Door het Woord des Heeren zijn de hemelen gemaakt, en door de Geest Zijns monds al hun heir.

Omdat de schepping is een werk van de heilige Drie-enigheid, zo staat er Gen. 1:26. Laat Ons mensen nagnaseh, maken, in ‘t meervoud. Pred. 12:1. Gedenkt boreëcha uw Scheppers. Jes. 44:5.

Kyleb Gnosaich uw Makers zijn uw Mannen.

Scheppen is een eigen werk Gods

VI. ‘t Scheppen is een eigen werk Gods. Hij allen en niemand anders heeft geschapen. De engelen zijn geen medescheppers, en ook kan de scheppende kracht niemand meegedeeld worden. Sommigen zouden het gaarne zo stellen om hun transsubstantiatie te beschermen;

anderen om de heilige Drie-enigheid te loochenen; maar neen, ‘t is zo niet, ‘t kan zo niet zijn;

want:

Engelen zijn geen mede-scheppers.
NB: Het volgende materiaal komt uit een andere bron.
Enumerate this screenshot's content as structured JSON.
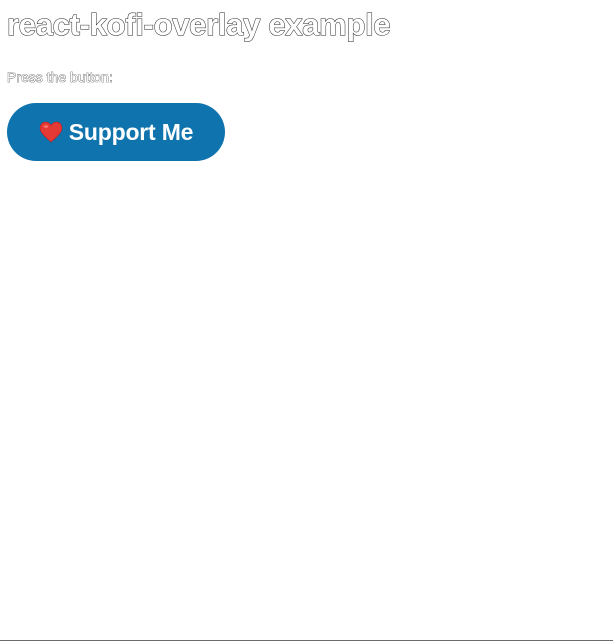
{
  "page": {
    "title": "react-kofi-overlay example",
    "prompt": "Press the button:"
  },
  "support_button": {
    "label": "Support Me",
    "icon": "heart-icon",
    "background": "#0f73ad"
  },
  "colors": {
    "heart": "#e53935"
  }
}
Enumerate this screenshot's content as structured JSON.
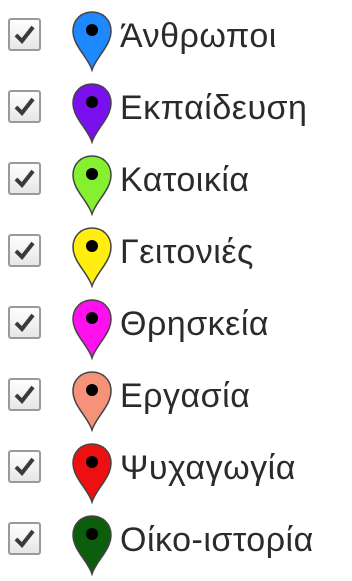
{
  "layers": [
    {
      "label": "Άνθρωποι",
      "checked": true,
      "marker_color": "#1e88ff",
      "icon": "map-pin-icon"
    },
    {
      "label": "Εκπαίδευση",
      "checked": true,
      "marker_color": "#7a10ee",
      "icon": "map-pin-icon"
    },
    {
      "label": "Κατοικία",
      "checked": true,
      "marker_color": "#84f030",
      "icon": "map-pin-icon"
    },
    {
      "label": "Γειτονιές",
      "checked": true,
      "marker_color": "#ffee10",
      "icon": "map-pin-icon"
    },
    {
      "label": "Θρησκεία",
      "checked": true,
      "marker_color": "#ff10ee",
      "icon": "map-pin-icon"
    },
    {
      "label": "Εργασία",
      "checked": true,
      "marker_color": "#f7927a",
      "icon": "map-pin-icon"
    },
    {
      "label": "Ψυχαγωγία",
      "checked": true,
      "marker_color": "#ee1010",
      "icon": "map-pin-icon"
    },
    {
      "label": "Οίκο-ιστορία",
      "checked": true,
      "marker_color": "#0c5e0c",
      "icon": "map-pin-icon"
    }
  ]
}
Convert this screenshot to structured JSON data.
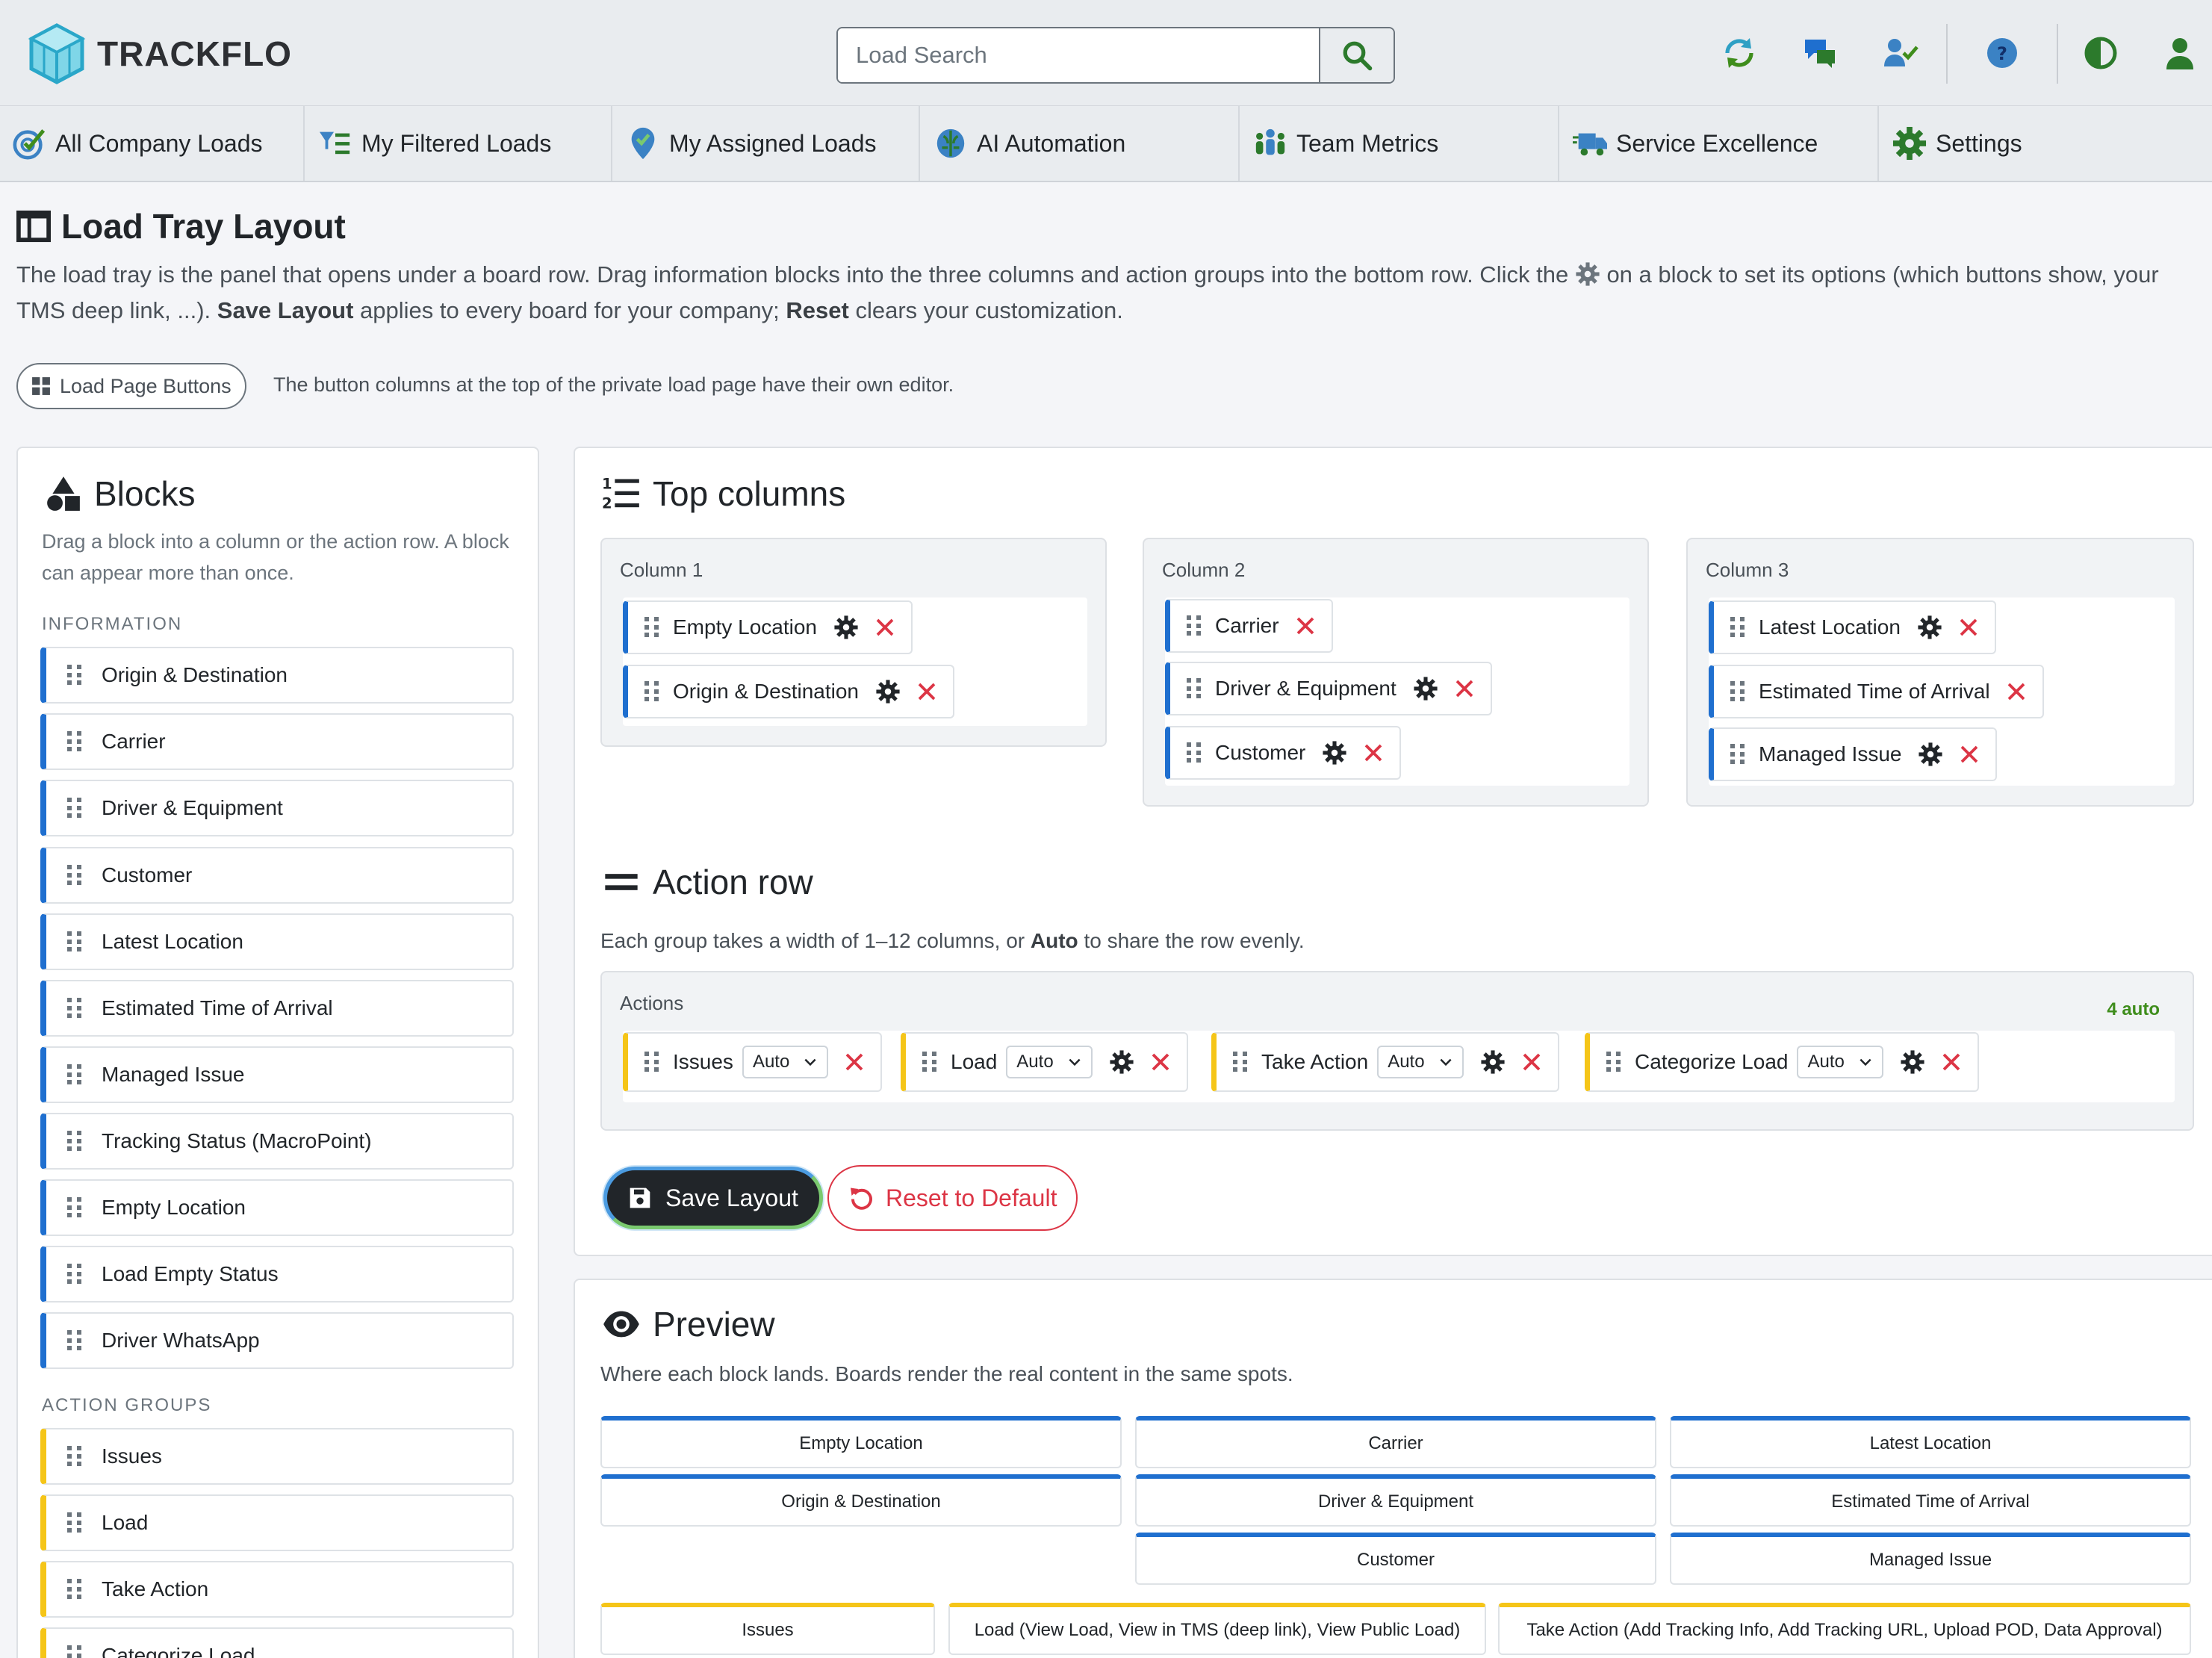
{
  "app": {
    "name": "TRACKFLO"
  },
  "search": {
    "placeholder": "Load Search"
  },
  "header_icons": [
    "refresh-icon",
    "chat-icon",
    "user-check-icon",
    "help-icon",
    "contrast-icon",
    "user-icon"
  ],
  "nav": [
    {
      "label": "All Company Loads",
      "icon": "target-check-icon"
    },
    {
      "label": "My Filtered Loads",
      "icon": "filter-list-icon"
    },
    {
      "label": "My Assigned Loads",
      "icon": "map-pin-check-icon"
    },
    {
      "label": "AI Automation",
      "icon": "brain-icon"
    },
    {
      "label": "Team Metrics",
      "icon": "team-icon"
    },
    {
      "label": "Service Excellence",
      "icon": "truck-fast-icon"
    },
    {
      "label": "Settings",
      "icon": "gear-icon"
    }
  ],
  "page": {
    "title": "Load Tray Layout",
    "intro_1": "The load tray is the panel that opens under a board row. Drag information blocks into the three columns and action groups into the bottom row. Click the",
    "intro_2": "on a block to set its options (which buttons show, your TMS deep link, ...).",
    "intro_save": "Save Layout",
    "intro_3": "applies to every board for your company;",
    "intro_reset": "Reset",
    "intro_4": "clears your customization.",
    "load_page_buttons": "Load Page Buttons",
    "load_page_note": "The button columns at the top of the private load page have their own editor."
  },
  "blocks": {
    "title": "Blocks",
    "description": "Drag a block into a column or the action row. A block can appear more than once.",
    "information_label": "INFORMATION",
    "information": [
      "Origin & Destination",
      "Carrier",
      "Driver & Equipment",
      "Customer",
      "Latest Location",
      "Estimated Time of Arrival",
      "Managed Issue",
      "Tracking Status (MacroPoint)",
      "Empty Location",
      "Load Empty Status",
      "Driver WhatsApp"
    ],
    "action_groups_label": "ACTION GROUPS",
    "action_groups": [
      "Issues",
      "Load",
      "Take Action",
      "Categorize Load"
    ]
  },
  "top_columns": {
    "title": "Top columns",
    "columns": [
      {
        "label": "Column 1",
        "items": [
          "Empty Location",
          "Origin & Destination"
        ]
      },
      {
        "label": "Column 2",
        "items": [
          "Carrier",
          "Driver & Equipment",
          "Customer"
        ]
      },
      {
        "label": "Column 3",
        "items": [
          "Latest Location",
          "Estimated Time of Arrival",
          "Managed Issue"
        ]
      }
    ]
  },
  "action_row": {
    "title": "Action row",
    "desc_1": "Each group takes a width of 1–12 columns, or",
    "desc_auto": "Auto",
    "desc_2": "to share the row evenly.",
    "label": "Actions",
    "badge": "4 auto",
    "items": [
      {
        "name": "Issues",
        "width": "Auto"
      },
      {
        "name": "Load",
        "width": "Auto"
      },
      {
        "name": "Take Action",
        "width": "Auto"
      },
      {
        "name": "Categorize Load",
        "width": "Auto"
      }
    ],
    "save_label": "Save Layout",
    "reset_label": "Reset to Default"
  },
  "preview": {
    "title": "Preview",
    "description": "Where each block lands. Boards render the real content in the same spots.",
    "col1": [
      "Empty Location",
      "Origin & Destination"
    ],
    "col2": [
      "Carrier",
      "Driver & Equipment",
      "Customer"
    ],
    "col3": [
      "Latest Location",
      "Estimated Time of Arrival",
      "Managed Issue"
    ],
    "actions": [
      "Issues",
      "Load (View Load, View in TMS (deep link), View Public Load)",
      "Take Action (Add Tracking Info, Add Tracking URL, Upload POD, Data Approval)"
    ]
  },
  "colors": {
    "accent_blue": "#1f6fcf",
    "action_yellow": "#f5c518",
    "danger": "#dc3545",
    "success": "#3f8d1c"
  }
}
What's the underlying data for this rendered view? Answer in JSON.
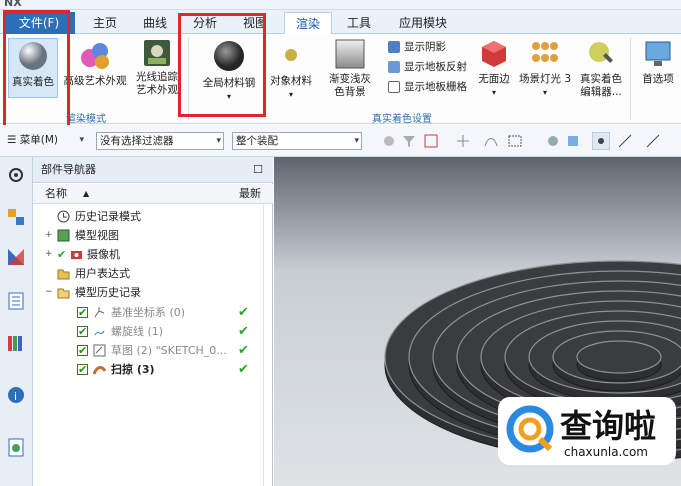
{
  "window": {
    "app_abbrev": "NX"
  },
  "menu": {
    "file": "文件(F)",
    "tabs": [
      "主页",
      "曲线",
      "分析",
      "视图",
      "渲染",
      "工具",
      "应用模块"
    ],
    "active_tab": "渲染"
  },
  "ribbon": {
    "buttons": {
      "true_shading": "真实着色",
      "advanced_art": "高级艺术外观",
      "ray_trace_line1": "光线追踪",
      "ray_trace_line2": "艺术外观",
      "global_material": "全局材料钢",
      "object_material": "对象材料",
      "gradient_bg_line1": "渐变浅灰",
      "gradient_bg_line2": "色背景",
      "no_edge": "无面边",
      "scene_light": "场景灯光 3",
      "editor_line1": "真实着色",
      "editor_line2": "编辑器...",
      "preferences": "首选项"
    },
    "small_items": [
      "显示阴影",
      "显示地板反射",
      "显示地板栅格"
    ],
    "groups": [
      "渲染模式",
      "真实着色设置"
    ]
  },
  "toolbar": {
    "menu_label": "菜单(M)",
    "filter_value": "没有选择过滤器",
    "assembly_value": "整个装配"
  },
  "navigator": {
    "title": "部件导航器",
    "col_name": "名称",
    "col_latest": "最新",
    "rows": [
      {
        "label": "历史记录模式"
      },
      {
        "label": "模型视图"
      },
      {
        "label": "摄像机"
      },
      {
        "label": "用户表达式"
      },
      {
        "label": "模型历史记录"
      },
      {
        "label": "基准坐标系 (0)"
      },
      {
        "label": "螺旋线 (1)"
      },
      {
        "label": "草图 (2) \"SKETCH_0..."
      },
      {
        "label": "扫掠 (3)"
      }
    ]
  },
  "watermark": {
    "brand": "查询啦",
    "url": "chaxunla.com"
  },
  "colors": {
    "highlight_box": "#e0262c",
    "accent": "#2b6fb6"
  }
}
Bewijzen:

1. De Schrift zegt uitdrukkelijk, dat het scheppen Gode alleen, en met uitsluiting van alle anderen, eigen is. Jes. 44:24. Ik ben de HEERE, die alles doet, die de hemel uitbreidt, Ik alleen, en die de aarde uitspant door Mij zelf. Jes. 45:12. Ik heb de aarde gemaakt, en Ik heb de mens daarop geschapen; Ik ben het! Mijn handen hebben de hemelen uitgebreid.

2. Door scheppen is God van allen onderscheiden. God onderscheidt Zich daardoor van alles, als door een onafscheidelijke en onmededeelbare kracht. Jer. 10:11, 10, 12. De goden, die de hemel, en de aarde niet gemaakt hebben, zullen vergaan. Maar de HEERE God is de Waarheid, Hij is de levende God, en een eeuwig Koning. Die de aarde gemaakt heeft door Zijn kracht, die de wereld bereid heeft door Zijn wijsheid, en de hemel uitgebreid door Zijn verstand. Psalm 96:5. De goden der volkeren zijn afgoden, maar de HEERE heeft de hemelen gemaakt.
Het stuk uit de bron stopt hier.